A Calculator


In this section, we turn the parser into a simple calculator. It will read its input (which must be an expression as defined by the above grammar) and print the value of the expression.

Our starting point is the parser given above. Each nonterminal gets an output parameter that specifies its value.

'root' expression(-> X) print(X)

'nonterm' expression(-> INT)

   'rule' expression(-> X): expr2(-> X)
   'rule' expression(-> X+Y): expression(-> X) "+" expr2(-> Y)
   'rule' expression(-> X-Y): expression(-> X) "-" expr2(-> Y)

'nonterm' expr2(-> INT)

   'rule' expr2(-> X): expr3(-> X)
   'rule' expr2(-> X*Y): expr2(-> X) "*" expr3(-> Y)
   'rule' expr2(-> X/Y): expr2(-> X) "/" expr3(-> Y)

'nonterm' expr3(-> INT)

   'rule' expr3(-> X): Number(-> X)
   'rule' expr3(-> - X): "-" expr3(-> X)
   'rule' expr3(-> + X): "+" expr3(-> X)
   'rule' expr3(-> X): "(" expression(-> X) ")"

'token' Number(-> INT)

Nonterminals and tokens can have output parameters.

'nonterm' expression(-> INT)
introduces the nonterminal expression with one output parameter of type INT.

The rule

'rule' expression(-> X+Y): expression(-> X) "+" expr2(-> Y)
specifies how the value of an expression is computed from the values of its constituents.

expression(-> X) and expr2(-> Y) on the right hand side define the variables X and Y as the values of the expression and the expr2 constituents of the parsed phrase.

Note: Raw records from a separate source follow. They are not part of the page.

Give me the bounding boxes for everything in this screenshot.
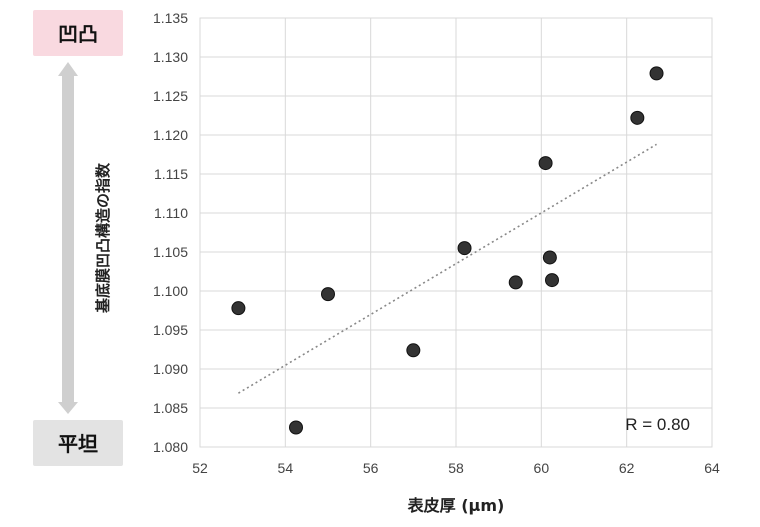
x-axis-title: 表皮厚 (μm) <box>407 496 505 515</box>
data-point <box>538 156 553 171</box>
bottom-badge <box>33 420 123 466</box>
y-tick-label: 1.120 <box>153 127 188 143</box>
data-point <box>321 287 335 302</box>
x-tick-label: 56 <box>363 460 379 476</box>
y-tick-label: 1.085 <box>153 400 188 416</box>
x-tick-label: 52 <box>192 460 208 476</box>
y-axis-title: 基底膜凹凸構造の指数 <box>94 162 112 314</box>
x-tick-label: 58 <box>448 460 464 476</box>
x-tick-labels: 52 54 56 58 60 62 64 <box>192 460 720 476</box>
y-tick-label: 1.130 <box>153 49 188 65</box>
grid <box>199 17 713 448</box>
data-point <box>508 275 523 290</box>
data-point <box>630 110 645 125</box>
data-point <box>457 241 472 256</box>
data-point <box>406 343 421 358</box>
y-tick-label: 1.135 <box>153 10 188 26</box>
y-tick-label: 1.080 <box>153 439 188 455</box>
top-badge-label: 凹凸 <box>58 22 98 46</box>
y-tick-labels: 1.080 1.085 1.090 1.095 1.100 1.105 1.110 1.115… <box>153 10 188 455</box>
x-tick-label: 64 <box>704 460 720 476</box>
data-point <box>545 273 559 288</box>
data-point <box>542 250 557 265</box>
double-arrow <box>58 62 78 414</box>
y-tick-label: 1.090 <box>153 361 188 377</box>
bottom-badge-label: 平坦 <box>58 432 98 456</box>
y-tick-label: 1.095 <box>153 322 188 338</box>
data-point <box>649 66 664 81</box>
y-tick-label: 1.100 <box>153 283 188 299</box>
data-point <box>231 301 246 316</box>
data-point <box>289 420 303 435</box>
x-tick-label: 54 <box>278 460 294 476</box>
top-badge <box>33 10 123 56</box>
trendline <box>237 143 657 394</box>
y-tick-label: 1.115 <box>154 166 188 182</box>
x-tick-label: 62 <box>619 460 635 476</box>
data-points <box>231 66 664 435</box>
y-tick-label: 1.110 <box>154 205 188 221</box>
correlation-annotation: R = 0.80 <box>625 415 690 434</box>
y-tick-label: 1.105 <box>153 244 188 260</box>
x-tick-label: 60 <box>534 460 550 476</box>
y-tick-label: 1.125 <box>153 88 188 104</box>
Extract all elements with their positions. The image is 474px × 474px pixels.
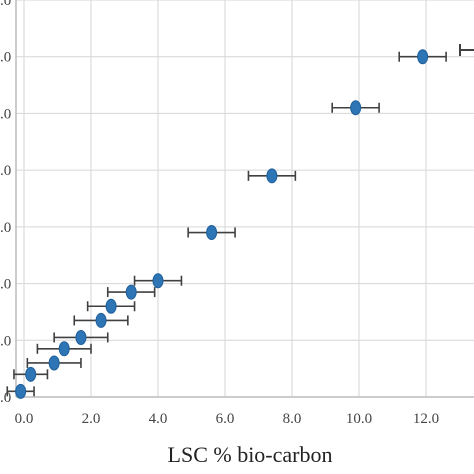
y-tick-label: .0 (0, 163, 11, 179)
data-point (125, 284, 137, 300)
x-tick-label: 8.0 (283, 411, 302, 427)
y-tick-label: .0 (0, 220, 11, 236)
x-tick-label: 12.0 (413, 411, 439, 427)
data-point (206, 225, 218, 241)
x-axis-label: LSC % bio-carbon (168, 442, 333, 467)
tick-labels: 0.02.04.06.08.010.012.0.0.0.0.0.0.0.0.0.… (0, 0, 439, 427)
y-tick-label: .0 (0, 50, 11, 66)
data-point (105, 298, 117, 314)
data-point (152, 273, 164, 289)
x-tick-label: 6.0 (216, 411, 235, 427)
data-point (25, 366, 37, 382)
data-point (417, 49, 429, 65)
y-tick-label: .0 (0, 106, 11, 122)
x-tick-label: 4.0 (149, 411, 168, 427)
data-point (266, 168, 278, 184)
y-tick-label: .0 (0, 390, 11, 406)
data-point (58, 341, 70, 357)
data-point (95, 312, 107, 328)
data-point (350, 100, 362, 116)
y-tick-label: .0 (0, 333, 11, 349)
x-tick-label: 0.0 (15, 411, 34, 427)
data-point (48, 355, 60, 371)
y-tick-label: .0 (0, 0, 11, 9)
data-point (15, 383, 27, 399)
y-tick-label: .0 (0, 277, 11, 293)
data-series (6, 44, 474, 399)
data-point (75, 329, 87, 345)
x-tick-label: 10.0 (346, 411, 372, 427)
axes (15, 0, 474, 398)
x-tick-label: 2.0 (82, 411, 101, 427)
grid (16, 0, 474, 397)
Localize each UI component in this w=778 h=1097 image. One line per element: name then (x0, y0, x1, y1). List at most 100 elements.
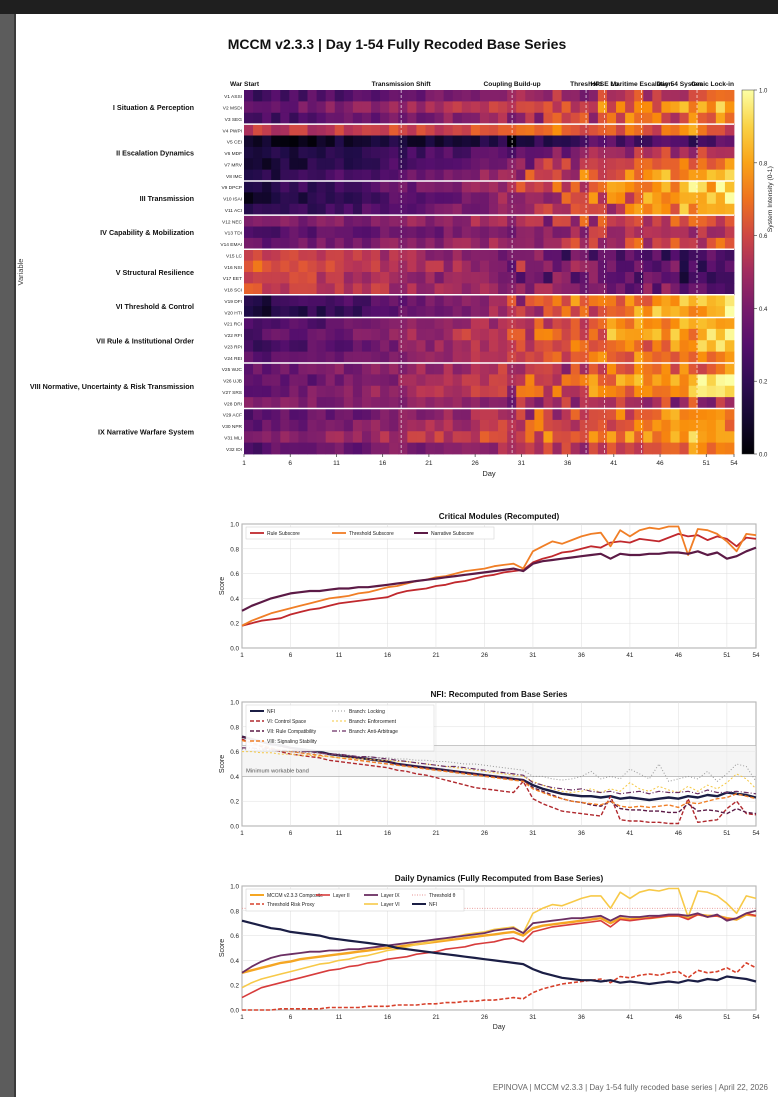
heatmap-cell (452, 431, 463, 444)
heatmap-cell (643, 237, 653, 250)
heatmap-cell (343, 215, 354, 227)
heatmap-cell (316, 385, 327, 398)
x-tick-label: 11 (336, 1014, 343, 1021)
heatmap-cell (507, 283, 517, 296)
heatmap-cell (461, 306, 472, 318)
heatmap-cell (570, 124, 581, 136)
heatmap-cell (634, 419, 644, 432)
heatmap-cell (534, 192, 544, 205)
heatmap-cell (416, 431, 426, 444)
heatmap-cell (371, 340, 381, 353)
heatmap-cell (670, 169, 680, 182)
x-tick-label: 1 (242, 460, 246, 467)
heatmap-cell (325, 101, 336, 114)
heatmap-cell (307, 181, 317, 193)
heatmap-cell (361, 249, 372, 262)
heatmap-cell (534, 215, 544, 227)
group-label: II Escalation Dynamics (116, 149, 194, 158)
heatmap-cell (416, 397, 426, 409)
heatmap-cell (389, 351, 399, 364)
heatmap-cell (334, 135, 345, 148)
heatmap-cell (679, 90, 690, 102)
heatmap-cell (625, 328, 635, 341)
heatmap-cell (371, 385, 381, 398)
heatmap-cell (652, 317, 662, 330)
heatmap-cell (616, 306, 626, 318)
heatmap-cell (597, 215, 608, 227)
heatmap-cell (380, 192, 390, 205)
heatmap-cell (343, 135, 354, 148)
heatmap-cell (516, 374, 526, 387)
x-tick-label: 54 (752, 830, 760, 837)
heatmap-cell (289, 385, 299, 398)
heatmap-cell (479, 408, 490, 421)
heatmap-cell (280, 363, 290, 375)
heatmap-cell (579, 237, 590, 250)
heatmap-cell (561, 101, 572, 114)
heatmap-cell (552, 249, 562, 262)
heatmap-cell (588, 363, 599, 375)
x-tick-label: 51 (723, 652, 731, 659)
heatmap-cell (616, 431, 626, 444)
heatmap-cell (570, 363, 581, 375)
heatmap-cell (307, 158, 317, 171)
heatmap-cell (498, 442, 508, 455)
heatmap-cell (670, 294, 680, 307)
heatmap-cell (489, 385, 499, 398)
heatmap-cell (280, 340, 290, 353)
heatmap-cell (679, 408, 690, 421)
heatmap-cell (307, 374, 317, 387)
heatmap-cell (416, 135, 426, 148)
heatmap-cell (552, 112, 562, 125)
heatmap-cell (498, 306, 508, 318)
heatmap-cell (425, 294, 435, 307)
heatmap-cell (470, 431, 481, 444)
heatmap-cell (597, 351, 608, 364)
heatmap-cell (625, 192, 635, 205)
heatmap-cell (534, 249, 544, 262)
heatmap-cell (625, 385, 635, 398)
heatmap-cell (489, 408, 499, 421)
heatmap-cell (298, 124, 308, 136)
heatmap-cell (498, 124, 508, 136)
heatmap-cell (616, 294, 626, 307)
heatmap-cell (679, 226, 690, 239)
heatmap-cell (262, 249, 272, 262)
heatmap-cell (724, 135, 735, 148)
row-label: V16 NSI (224, 265, 242, 271)
heatmap-cell (688, 442, 699, 455)
x-tick-label: 26 (481, 830, 489, 837)
heatmap-cell (661, 112, 671, 125)
heatmap-cell (616, 192, 626, 205)
heatmap-cell (543, 124, 553, 136)
heatmap-cell (543, 249, 553, 262)
heatmap-cell (271, 90, 281, 102)
heatmap-cell (661, 272, 671, 284)
heatmap-cell (398, 283, 408, 296)
heatmap-cell (352, 124, 363, 136)
heatmap-cell (634, 294, 644, 307)
heatmap-cell (334, 181, 345, 193)
heatmap-cell (380, 249, 390, 262)
heatmap-cell (280, 351, 290, 364)
heatmap-cell (652, 306, 662, 318)
heatmap-cell (352, 397, 363, 409)
heatmap-cell (616, 408, 626, 421)
heatmap-cell (334, 203, 345, 216)
heatmap-cell (661, 419, 671, 432)
heatmap-cell (670, 215, 680, 227)
heatmap-cell (325, 363, 336, 375)
heatmap-cell (643, 363, 653, 375)
legend-label: Branch: Locking (349, 709, 385, 715)
heatmap-cell (253, 215, 263, 227)
heatmap-cell (389, 306, 399, 318)
x-tick-label: 16 (384, 652, 392, 659)
heatmap-cell (697, 192, 708, 205)
heatmap-cell (688, 397, 699, 409)
heatmap-cell (334, 169, 345, 182)
heatmap-cell (543, 203, 553, 216)
heatmap-cell (461, 158, 472, 171)
heatmap-cell (670, 249, 680, 262)
heatmap-cell (271, 169, 281, 182)
heatmap-cell (416, 272, 426, 284)
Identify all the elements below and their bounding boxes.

For example, if the phrase is 10+20*30, then X is defined as 10 and Y is defined as 600.

expression(-> X + Y) on the left hand side defines the value of the phrase parsed according to this rule as the sum of X and Y, i.e. as 610 in the example given.

'root' expression(-> X) print(X)
defines the following elaboration: Parse the input as an expression. This yields a value X. Print X.